Cerita pilu dampak PJJ: Siswa jadi kuli hingga tinggal di panti asuhan

Persoalan pembelajaran jarak jauh bukan hanya akses internet

Seorang anak menyimak pembelajaran yang disiarkan melalui TVRI di Kelurahan Gladak Anyar, Pamekasan, Madura, Jawa Timur, Senin (13/4). Foto Antara/Saiful Bahri.

Komisi Perlindungan Anak Indonesia (KPAI) menyampaikan, persoalan pembelajaran jarak jauh (PJJ) bukan melulu terkait keterbatasan alat dan akses internet. Polemik pengasuhan di masa pandemi Covid-19 juga menghambat PJJ, seperti terjadi pada anak yang terpaksa dipindahkan ke luar kota karena orang tuanya resmi bercerai.

“Selain permasalahan alat daring, ternyata anak-anak yang mengalami kesulitan belajar dari rumah juga dikarenakan permasalahan lain, seperti terjadi perceraian kedua orang tua di masa pandemi, sehingga anak mengalami masalah psikologi, adanya pengasuhan pengganti, seperti ikut nenek atau kerabat terdekat lainnya, anak yang dibawa salah satu orangtuanya padahal masih proses perceraian,” kata Komisioner KPAI bidang Pendidikan Retno Listyarti dalam keterangan tertulis, Jumat (26/2).

“Dan, bahkan ada anak yang terstigma karena pernah terinfeksi Covid-19 dari kluster keluarga,” sambungnya.

Berdasarkan temuan KPAI terkait permasalahan PJJ dan persiapan pembukaan sekolah tatap muka, ada sekitar 633 siswa SMP di kota Cimahi tidak memiliki alat daring, sebanyak 18.048 gawai milik siswa, 2.508 gawai merupakan milik orang tuanya, dan 633 mengaku tidak memiliki gawai atau alat daring lainnya.

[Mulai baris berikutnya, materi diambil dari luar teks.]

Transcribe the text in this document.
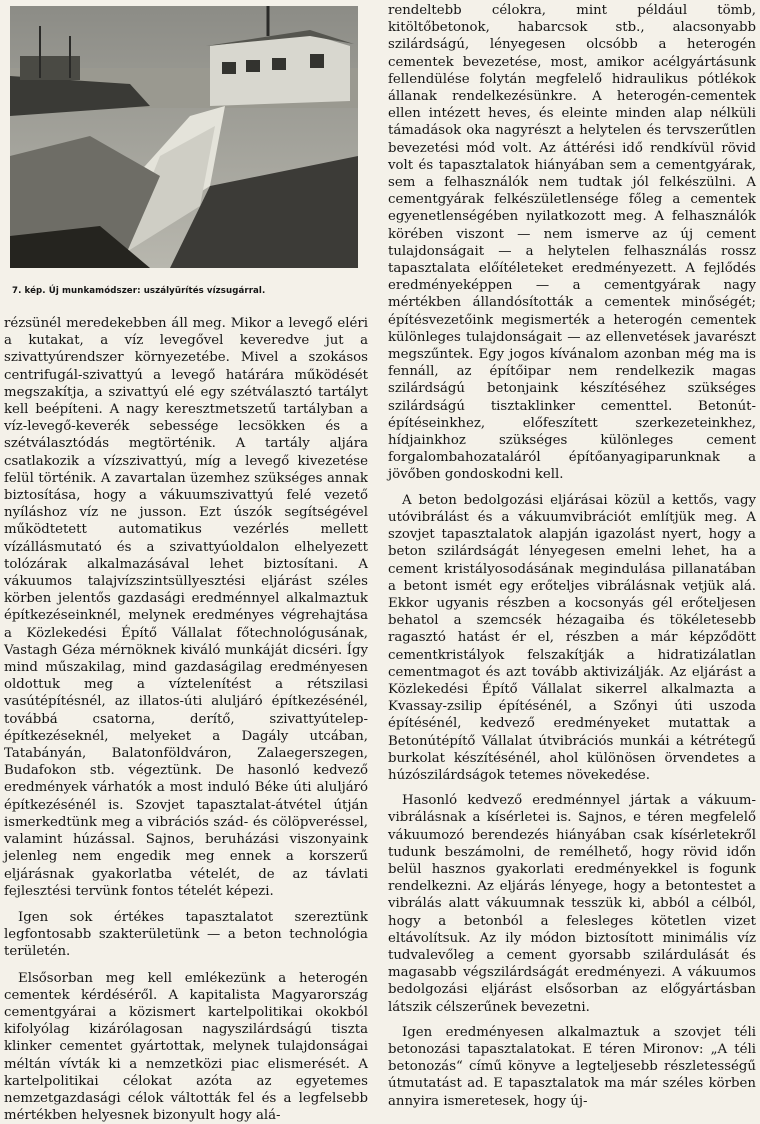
7. kép. Új munkamódszer: uszályürítés vízsugárral.

rézsünél meredekebben áll meg. Mikor a levegő eléri a kutakat, a víz levegővel keveredve jut a szivattyúrendszer környezetébe. Mivel a szokásos centrifugál-szivattyú a levegő határára működését megszakítja, a szivattyú elé egy szétválasztó tartályt kell beépíteni. A nagy keresztmetszetű tartályban a víz-levegő-keverék sebessége lecsökken és a szétválasztódás megtörténik. A tartály aljára csatlakozik a vízszivattyú, míg a levegő kivezetése felül történik. A zavartalan üzemhez szükséges annak biztosítása, hogy a vákuumszivattyú felé vezető nyíláshoz víz ne jusson. Ezt úszók segítségével működtetett automatikus vezérlés mellett vízállásmutató és a szivattyúoldalon elhelyezett tolózárak alkalmazásával lehet biztosítani. A vákuumos talajvízszintsüllyesztési eljárást széles körben jelentős gazdasági eredménnyel alkalmaztuk építkezéseinknél, melynek eredményes végrehajtása a Közlekedési Építő Vállalat főtechnológusának, Vastagh Géza mérnöknek kiváló munkáját dicséri. Így mind műszakilag, mind gazdaságilag eredményesen oldottuk meg a víztelenítést a rétszilasi vasútépítésnél, az illatos-úti aluljáró építkezésénél, továbbá csatorna, derítő, szivattyútelep-építkezéseknél, melyeket a Dagály utcában, Tatabányán, Balatonföldváron, Zalaegerszegen, Budafokon stb. végeztünk. De hasonló kedvező eredmények várhatók a most induló Béke úti aluljáró építkezésénél is. Szovjet tapasztalat-átvétel útján ismerkedtünk meg a vibrációs szád- és cölöpveréssel, valamint húzással. Sajnos, beruházási viszonyaink jelenleg nem engedik meg ennek a korszerű eljárásnak gyakorlatba vételét, de az távlati fejlesztési tervünk fontos tételét képezi.

Igen sok értékes tapasztalatot szereztünk legfontosabb szakterületünk — a beton technológia területén.

Elsősorban meg kell emlékezünk a heterogén cementek kérdéséről. A kapitalista Magyarország cementgyárai a közismert kartelpolitikai okokból kifolyólag kizárólagosan nagyszilárdságú tiszta klinker cementet gyártottak, melynek tulajdonságai méltán vívták ki a nemzetközi piac elismerését. A kartelpolitikai célokat azóta az egyetemes nemzetgazdasági célok váltották fel és a legfelsebb mértékben helyesnek bizonyult hogy alá-

rendeltebb célokra, mint például tömb, kitöltőbetonok, habarcsok stb., alacsonyabb szilárdságú, lényegesen olcsóbb a heterogén cementek bevezetése, most, amikor acélgyártásunk fellendülése folytán megfelelő hidraulikus pótlékok állanak rendelkezésünkre. A heterogén-cementek ellen intézett heves, és eleinte minden alap nélküli támadások oka nagyrészt a helytelen és tervszerűtlen bevezetési mód volt. Az áttérési idő rendkívül rövid volt és tapasztalatok hiányában sem a cementgyárak, sem a felhasználók nem tudtak jól felkészülni. A cementgyárak felkészületlensége főleg a cementek egyenetlenségében nyilatkozott meg. A felhasználók körében viszont — nem ismerve az új cement tulajdonságait — a helytelen felhasználás rossz tapasztalata előítéleteket eredményezett. A fejlődés eredményeképpen — a cementgyárak nagy mértékben állandósították a cementek minőségét; építésvezetőink megismerték a heterogén cementek különleges tulajdonságait — az ellenvetések javarészt megszűntek. Egy jogos kívánalom azonban még ma is fennáll, az építőipar nem rendelkezik magas szilárdságú betonjaink készítéséhez szükséges szilárdságú tisztaklinker cementtel. Betonút-építéseinkhez, előfeszített szerkezeteinkhez, hídjainkhoz szükséges különleges cement forgalombahozataláról építőanyagiparunknak a jövőben gondoskodni kell.

A beton bedolgozási eljárásai közül a kettős, vagy utóvibrálást és a vákuumvibrációt említjük meg. A szovjet tapasztalatok alapján igazolást nyert, hogy a beton szilárdságát lényegesen emelni lehet, ha a cement kristályosodásának megindulása pillanatában a betont ismét egy erőteljes vibrálásnak vetjük alá. Ekkor ugyanis részben a kocsonyás gél erőteljesen behatol a szemcsék hézagaiba és tökéletesebb ragasztó hatást ér el, részben a már képződött cementkristályok felszakítják a hidratizálatlan cementmagot és azt tovább aktivizálják. Az eljárást a Közlekedési Építő Vállalat sikerrel alkalmazta a Kvassay-zsilip építésénél, a Szőnyi úti uszoda építésénél, kedvező eredményeket mutattak a Betonútépítő Vállalat útvibrációs munkái a kétrétegű burkolat készítésénél, ahol különösen örvendetes a húzószilárdságok tetemes növekedése.

Hasonló kedvező eredménnyel jártak a vákuum-vibrálásnak a kísérletei is. Sajnos, e téren megfelelő vákuumozó berendezés hiányában csak kísérletekről tudunk beszámolni, de remélhető, hogy rövid időn belül hasznos gyakorlati eredményekkel is fogunk rendelkezni. Az eljárás lényege, hogy a betontestet a vibrálás alatt vákuumnak tesszük ki, abból a célból, hogy a betonból a felesleges kötetlen vizet eltávolítsuk. Az ily módon biztosított minimális víz tudvalevőleg a cement gyorsabb szilárdulását és magasabb végszilárdságát eredményezi. A vákuumos bedolgozási eljárást elsősorban az előgyártásban látszik célszerűnek bevezetni.

Igen eredményesen alkalmaztuk a szovjet téli betonozási tapasztalatokat. E téren Mironov: „A téli betonozás“ című könyve a legteljesebb részletességű útmutatást ad. E tapasztalatok ma már széles körben annyira ismeretesek, hogy új-
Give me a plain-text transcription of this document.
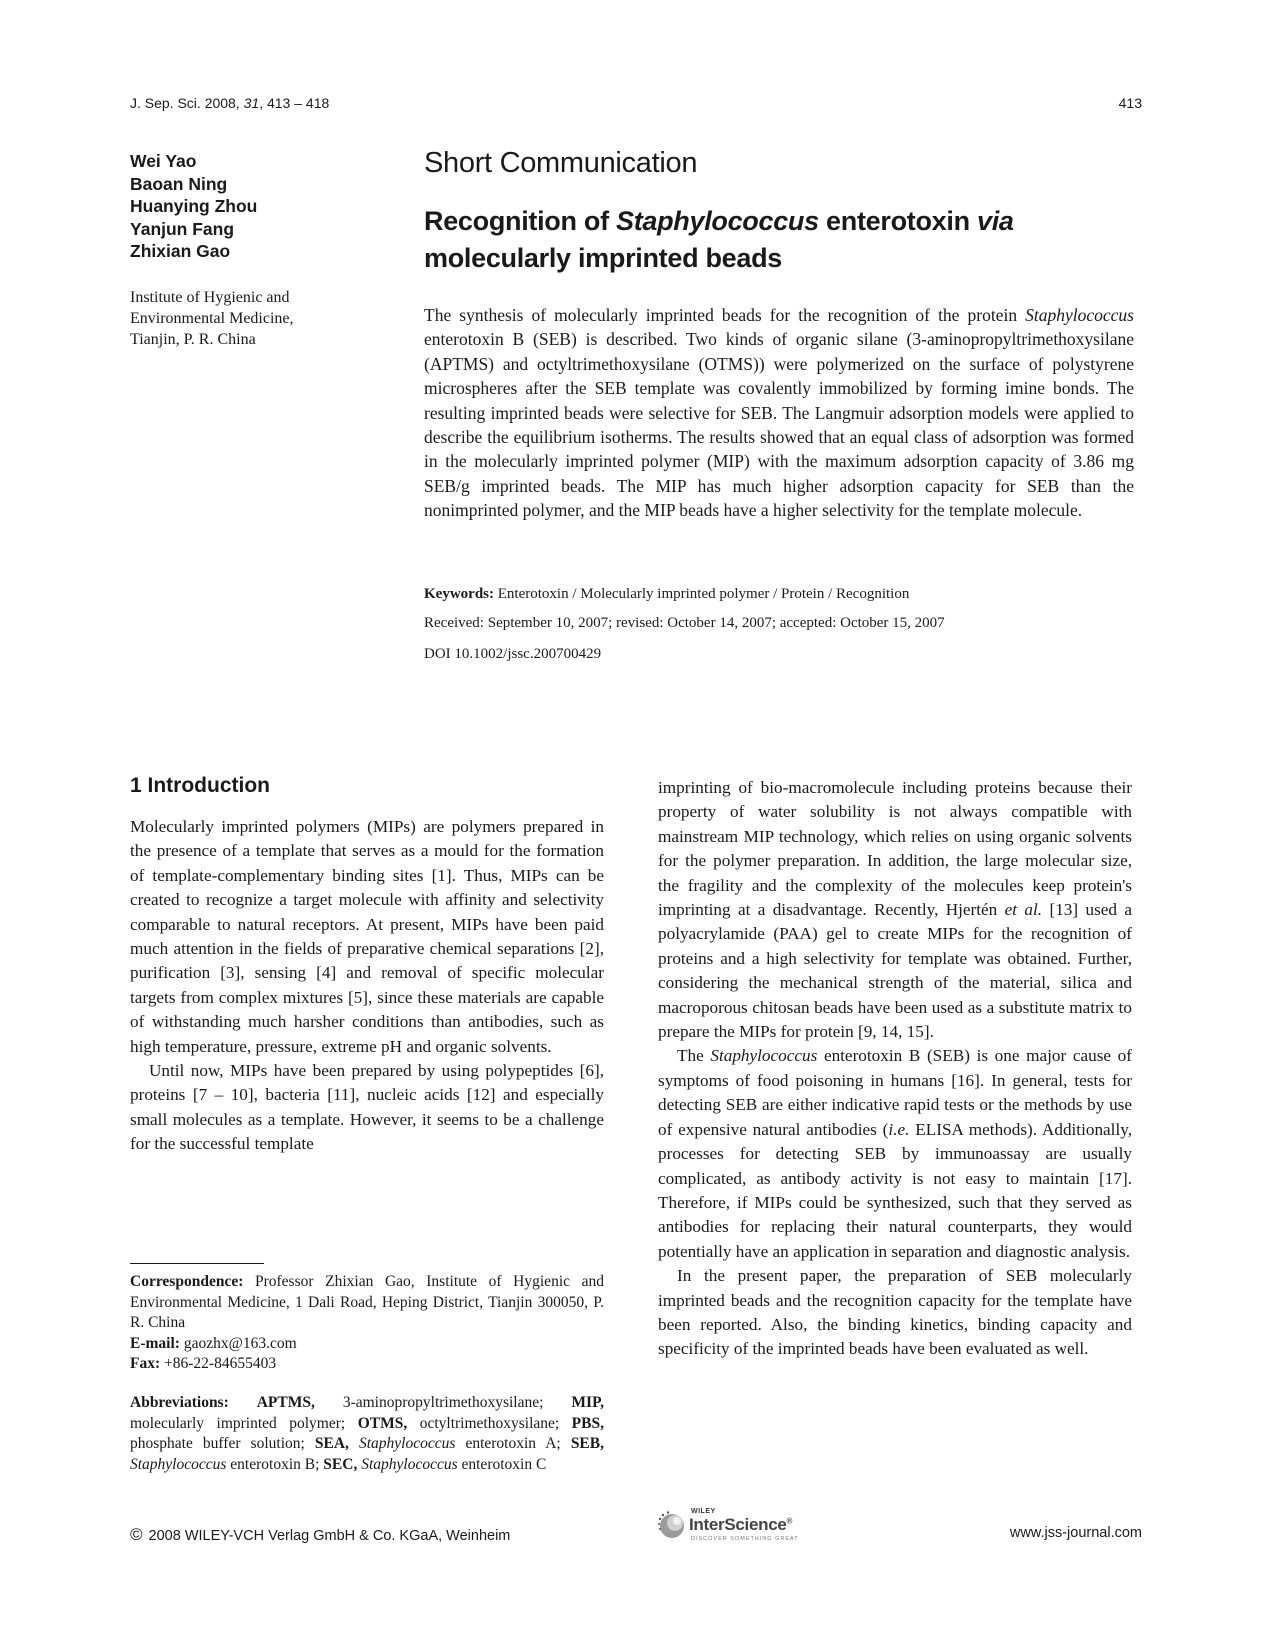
J. Sep. Sci. 2008, 31, 413 – 418	413
Wei Yao
Baoan Ning
Huanying Zhou
Yanjun Fang
Zhixian Gao
Institute of Hygienic and
Environmental Medicine,
Tianjin, P. R. China
Short Communication
Recognition of Staphylococcus enterotoxin via
molecularly imprinted beads

The synthesis of molecularly imprinted beads for the recognition of the protein Staphylococcus enterotoxin B (SEB) is described. Two kinds of organic silane (3-aminopropyltrimethoxysilane (APTMS) and octyltrimethoxysilane (OTMS)) were polymerized on the surface of polystyrene microspheres after the SEB template was covalently immobilized by forming imine bonds. The resulting imprinted beads were selective for SEB. The Langmuir adsorption models were applied to describe the equilibrium isotherms. The results showed that an equal class of adsorption was formed in the molecularly imprinted polymer (MIP) with the maximum adsorption capacity of 3.86 mg SEB/g imprinted beads. The MIP has much higher adsorption capacity for SEB than the nonimprinted polymer, and the MIP beads have a higher selectivity for the template molecule.

Keywords: Enterotoxin / Molecularly imprinted polymer / Protein / Recognition
Received: September 10, 2007; revised: October 14, 2007; accepted: October 15, 2007
DOI 10.1002/jssc.200700429
1 Introduction

Molecularly imprinted polymers (MIPs) are polymers prepared in the presence of a template that serves as a mould for the formation of template-complementary binding sites [1]. Thus, MIPs can be created to recognize a target molecule with affinity and selectivity comparable to natural receptors. At present, MIPs have been paid much attention in the fields of preparative chemical separations [2], purification [3], sensing [4] and removal of specific molecular targets from complex mixtures [5], since these materials are capable of withstanding much harsher conditions than antibodies, such as high temperature, pressure, extreme pH and organic solvents.

Until now, MIPs have been prepared by using polypeptides [6], proteins [7 – 10], bacteria [11], nucleic acids [12] and especially small molecules as a template. However, it seems to be a challenge for the successful template

imprinting of bio-macromolecule including proteins because their property of water solubility is not always compatible with mainstream MIP technology, which relies on using organic solvents for the polymer preparation. In addition, the large molecular size, the fragility and the complexity of the molecules keep protein's imprinting at a disadvantage. Recently, Hjertén et al. [13] used a polyacrylamide (PAA) gel to create MIPs for the recognition of proteins and a high selectivity for template was obtained. Further, considering the mechanical strength of the material, silica and macroporous chitosan beads have been used as a substitute matrix to prepare the MIPs for protein [9, 14, 15].

The Staphylococcus enterotoxin B (SEB) is one major cause of symptoms of food poisoning in humans [16]. In general, tests for detecting SEB are either indicative rapid tests or the methods by use of expensive natural antibodies (i.e. ELISA methods). Additionally, processes for detecting SEB by immunoassay are usually complicated, as antibody activity is not easy to maintain [17]. Therefore, if MIPs could be synthesized, such that they served as antibodies for replacing their natural counterparts, they would potentially have an application in separation and diagnostic analysis.

In the present paper, the preparation of SEB molecularly imprinted beads and the recognition capacity for the template have been reported. Also, the binding kinetics, binding capacity and specificity of the imprinted beads have been evaluated as well.

Correspondence: Professor Zhixian Gao, Institute of Hygienic and Environmental Medicine, 1 Dali Road, Heping District, Tianjin 300050, P. R. China

E-mail: gaozhx@163.com

Fax: +86-22-84655403

Abbreviations: APTMS, 3-aminopropyltrimethoxysilane; MIP, molecularly imprinted polymer; OTMS, octyltrimethoxysilane; PBS, phosphate buffer solution; SEA, Staphylococcus enterotoxin A; SEB, Staphylococcus enterotoxin B; SEC, Staphylococcus enterotoxin C

© 2008 WILEY-VCH Verlag GmbH & Co. KGaA, Weinheim
WILEY
InterScience®
DISCOVER SOMETHING GREAT	www.jss-journal.com
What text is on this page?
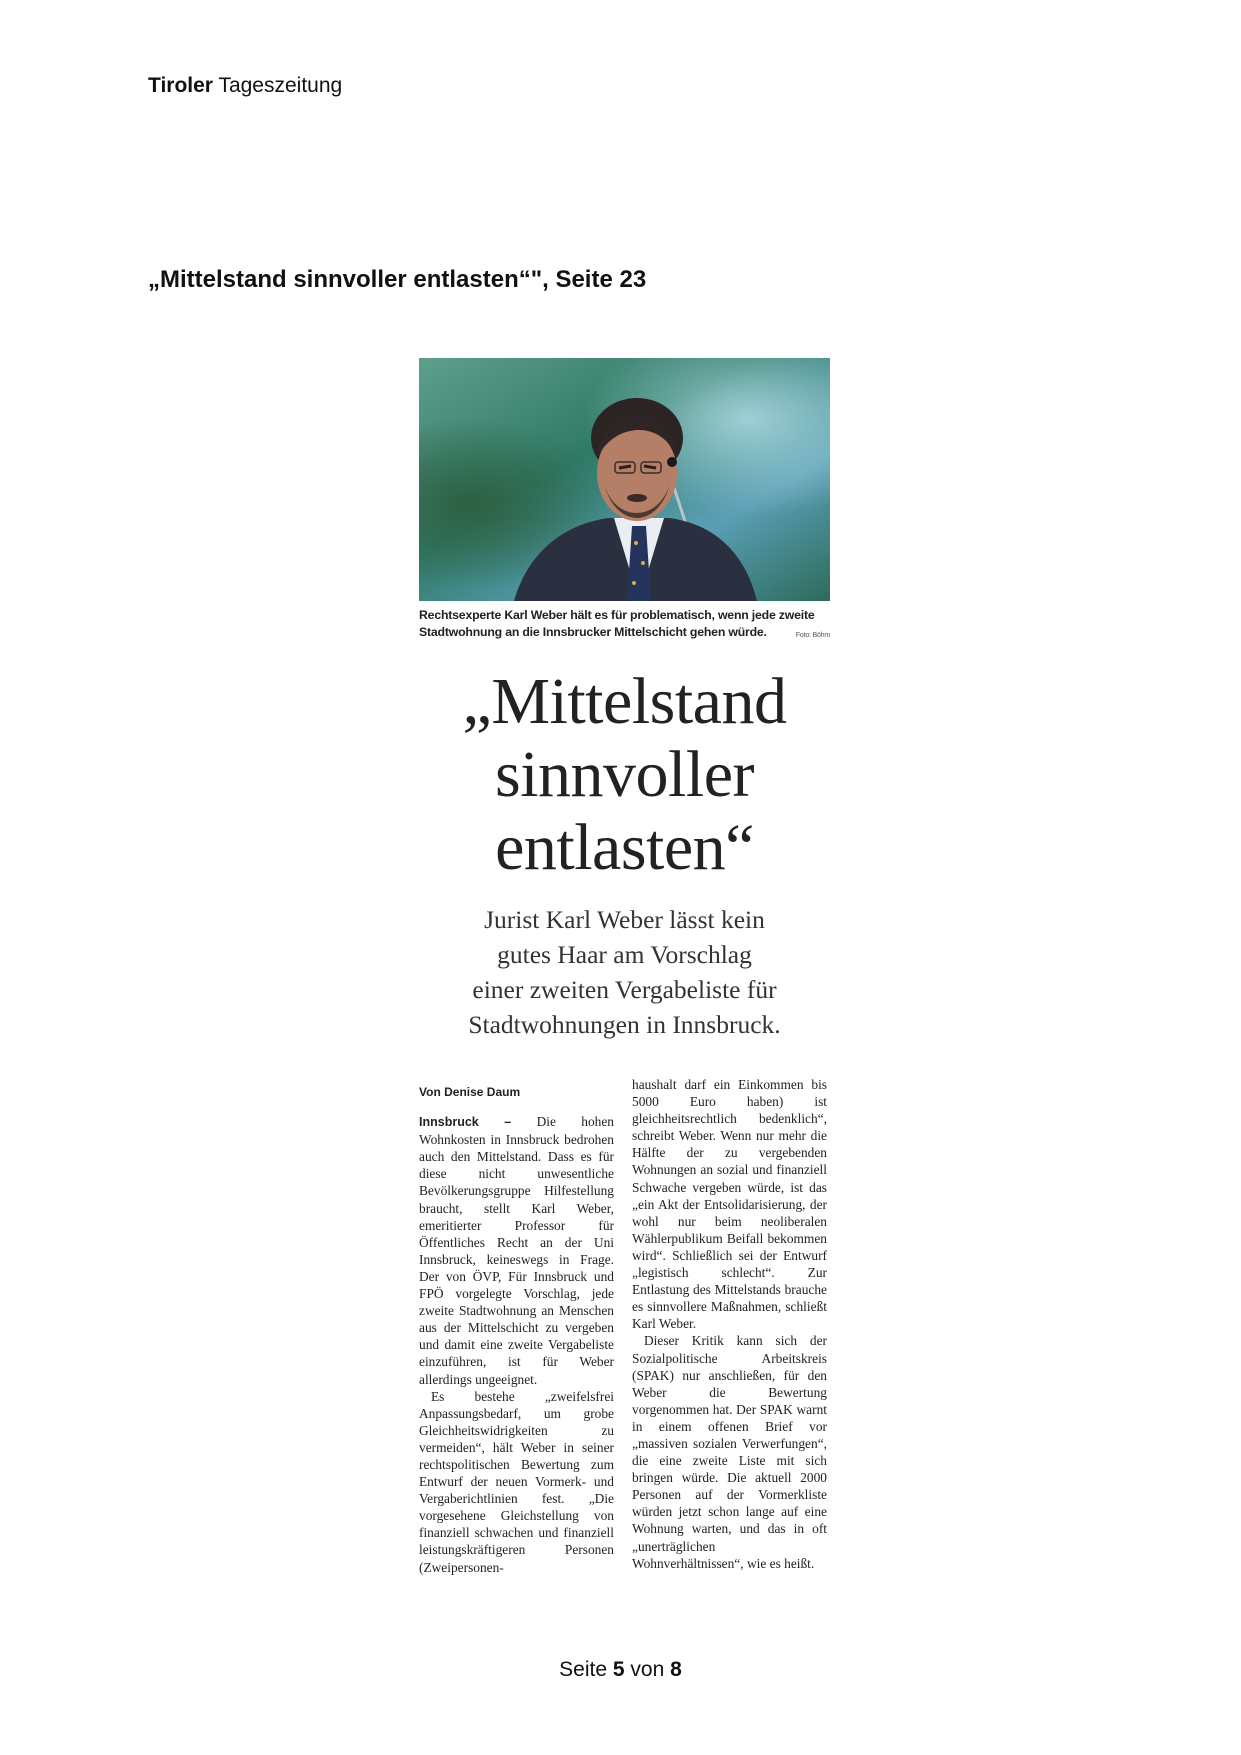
Tiroler Tageszeitung
„Mittelstand sinnvoller entlasten“", Seite 23
Rechtsexperte Karl Weber hält es für problematisch, wenn jede zweite Stadtwohnung an die Innsbrucker Mittelschicht gehen würde.	Foto: Böhm
„Mittelstand
sinnvoller
entlasten“
Jurist Karl Weber lässt kein
gutes Haar am Vorschlag
einer zweiten Vergabeliste für
Stadtwohnungen in Innsbruck.

Von Denise Daum

Innsbruck – Die hohen Wohnkosten in Innsbruck bedrohen auch den Mittelstand. Dass es für diese nicht unwesentliche Bevölkerungsgruppe Hilfestellung braucht, stellt Karl Weber, emeritierter Professor für Öffentliches Recht an der Uni Innsbruck, keineswegs in Frage. Der von ÖVP, Für Innsbruck und FPÖ vorgelegte Vorschlag, jede zweite Stadtwohnung an Menschen aus der Mittelschicht zu vergeben und damit eine zweite Vergabeliste einzuführen, ist für Weber allerdings ungeeignet.

Es bestehe „zweifelsfrei Anpassungsbedarf, um grobe Gleichheitswidrigkeiten zu vermeiden“, hält Weber in seiner rechtspolitischen Bewertung zum Entwurf der neuen Vormerk- und Vergaberichtlinien fest. „Die vorgesehene Gleichstellung von finanziell schwachen und finanziell leistungskräftigeren Personen (Zweipersonen-

haushalt darf ein Einkommen bis 5000 Euro haben) ist gleichheitsrechtlich bedenklich“, schreibt Weber. Wenn nur mehr die Hälfte der zu vergebenden Wohnungen an sozial und finanziell Schwache vergeben würde, ist das „ein Akt der Entsolidarisierung, der wohl nur beim neoliberalen Wählerpublikum Beifall bekommen wird“. Schließlich sei der Entwurf „legistisch schlecht“. Zur Entlastung des Mittelstands brauche es sinnvollere Maßnahmen, schließt Karl Weber.

Dieser Kritik kann sich der Sozialpolitische Arbeitskreis (SPAK) nur anschließen, für den Weber die Bewertung vorgenommen hat. Der SPAK warnt in einem offenen Brief vor „massiven sozialen Verwerfungen“, die eine zweite Liste mit sich bringen würde. Die aktuell 2000 Personen auf der Vormerkliste würden jetzt schon lange auf eine Wohnung warten, und das in oft „unerträglichen Wohnverhältnissen“, wie es heißt.

Seite 5 von 8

Namun, lanjut Retno, dalam banyak kasus juga ditemukan hambatan alat daring, kuota internet, hingga wilayah blank spot atau yang belum terjangkau infrastruktur telekomunikasi, dapat diatasi. Misalnya, dalam program Guru Peduli yang mampu mengumpulkan bantuan untuk pengadaan gawai secara bertahap.